I can't wait (Score:2)
...for the video of the resulting Blues Brothers style pile-up.
The results? (Score:1)
Re: (Score:2)
This is how it *really* starts.... (Score:2)
And this is how it begins. First the computers keep you from crashing your car. Then they are injected into every car.
Then they eliminate us all.
Re:eliminate us all. (Score:2)
"Powered by Windows 8"
Re: (Score:2)
"Powered by Windows 8"
Then we have nothing to fear, Hackers will still be in control of everything.
Is NASCAR selling tickets ? (Score:2)
Where do the spectators sit?
link to project page (Score:5, Informative)
Here is the DOT project page [dot.gov] on the experiment, which includes a nice FAQ, and a description of the purpose.
This particular 3,000-vehicle experiment, fwiw, is not intended to test the crash-avoidance technology in a live trial, but rather to collect a data set. The indicators aren't going to be displayed to the drivers on a HUD or anything, but just recorded for analysis, along with vehicle position/telemetry.

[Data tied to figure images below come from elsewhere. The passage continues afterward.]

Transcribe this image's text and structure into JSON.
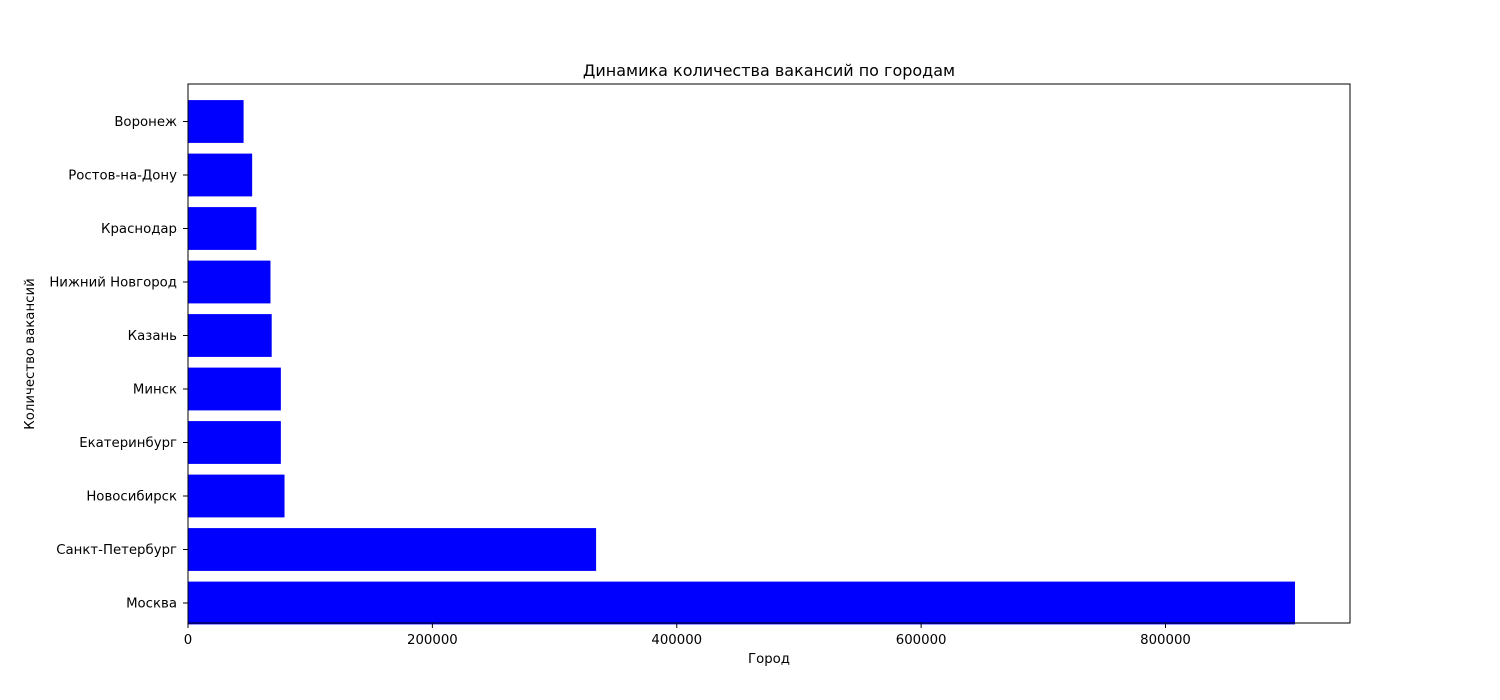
{
  "chart_data": {
    "type": "bar",
    "orientation": "horizontal",
    "title": "Динамика количества вакансий по городам",
    "xlabel": "Город",
    "ylabel": "Количество вакансий",
    "categories": [
      "Москва",
      "Санкт-Петербург",
      "Новосибирск",
      "Екатеринбург",
      "Минск",
      "Казань",
      "Нижний Новгород",
      "Краснодар",
      "Ростов-на-Дону",
      "Воронеж"
    ],
    "values": [
      906000,
      334000,
      79000,
      76000,
      76000,
      68500,
      67500,
      56000,
      52500,
      45500
    ],
    "xlim": [
      0,
      951000
    ],
    "xticks": [
      0,
      200000,
      400000,
      600000,
      800000
    ],
    "xtick_labels": [
      "0",
      "200000",
      "400000",
      "600000",
      "800000"
    ],
    "bar_color": "#0000ff",
    "grid": false,
    "legend": "none"
  }
}
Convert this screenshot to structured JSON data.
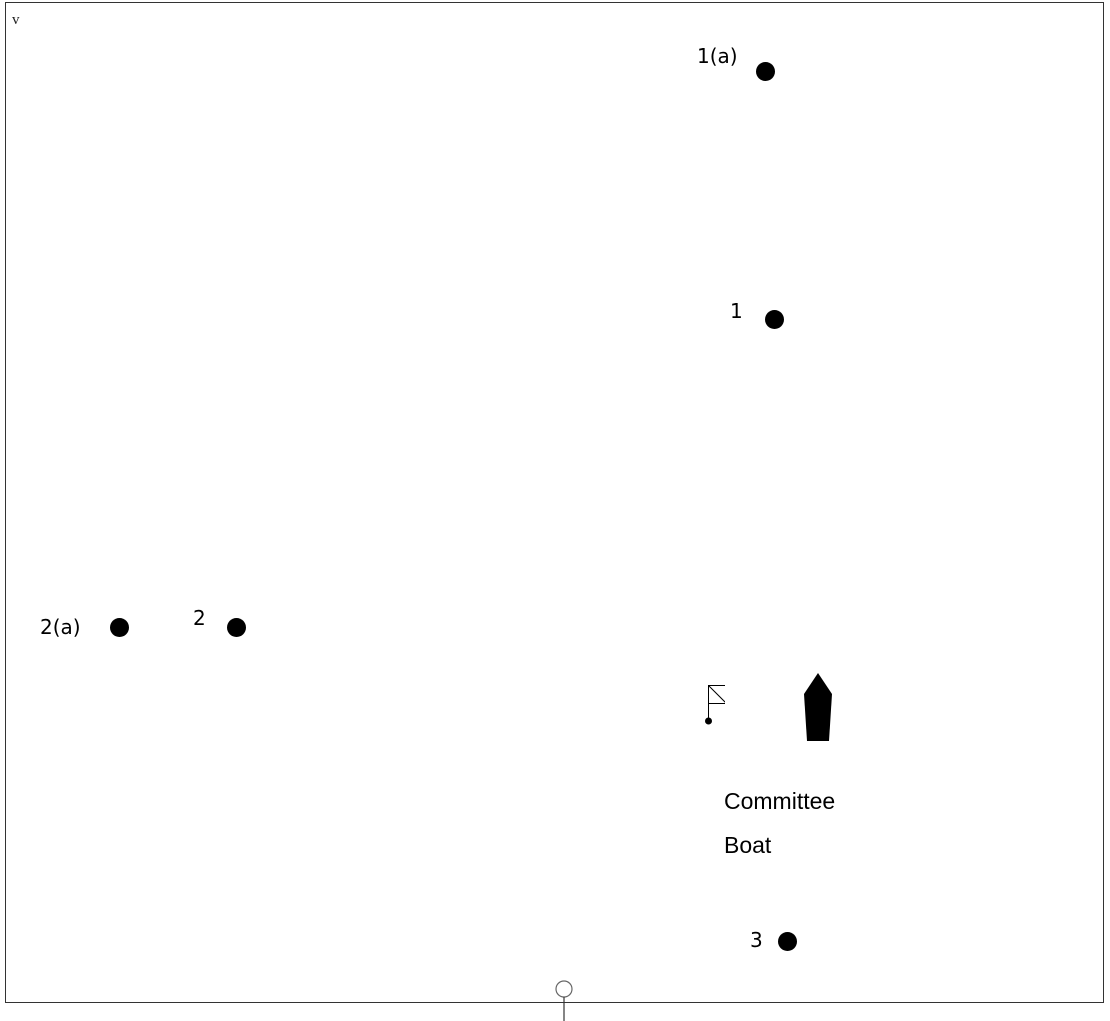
{
  "corner_label": "v",
  "marks": [
    {
      "id": "1a",
      "label": "1(a)"
    },
    {
      "id": "1",
      "label": "1"
    },
    {
      "id": "2a",
      "label": "2(a)"
    },
    {
      "id": "2",
      "label": "2"
    },
    {
      "id": "3",
      "label": "3"
    }
  ],
  "committee_boat": {
    "line1": "Committee",
    "line2": "Boat"
  },
  "colors": {
    "mark": "#000000",
    "frame": "#333333",
    "background": "#ffffff"
  },
  "icons": [
    "flag-icon",
    "boat-icon",
    "anchor-handle-icon"
  ]
}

surely... (Score:5, Funny)
...they are using the wrong networking topology? Token ring is the way to go if you don't want collisions .
Re: (Score:2)
Re: (Score:2)
That will only work if you're driving in circles.
I thought that was why they started building roundabouts all over the place.
Re: (Score:2)
Ethernet doesn't have collisions anymore, either. Hubs are a thing of the past.
They missed something (Score:3)
Sounds like "Maximum Overdrive" just became viable (Score:1)
What a great idea (Score:1)
Put our safety in the hands of equipment operating in unlicensed spectrum that can be interfered with by every microwave, cordless phone, and cell phone hotspot within 200 yards.
Unintended consequence (Score:2)
Just like a free lunch, there ain't no such thing as a care-free autonomous car.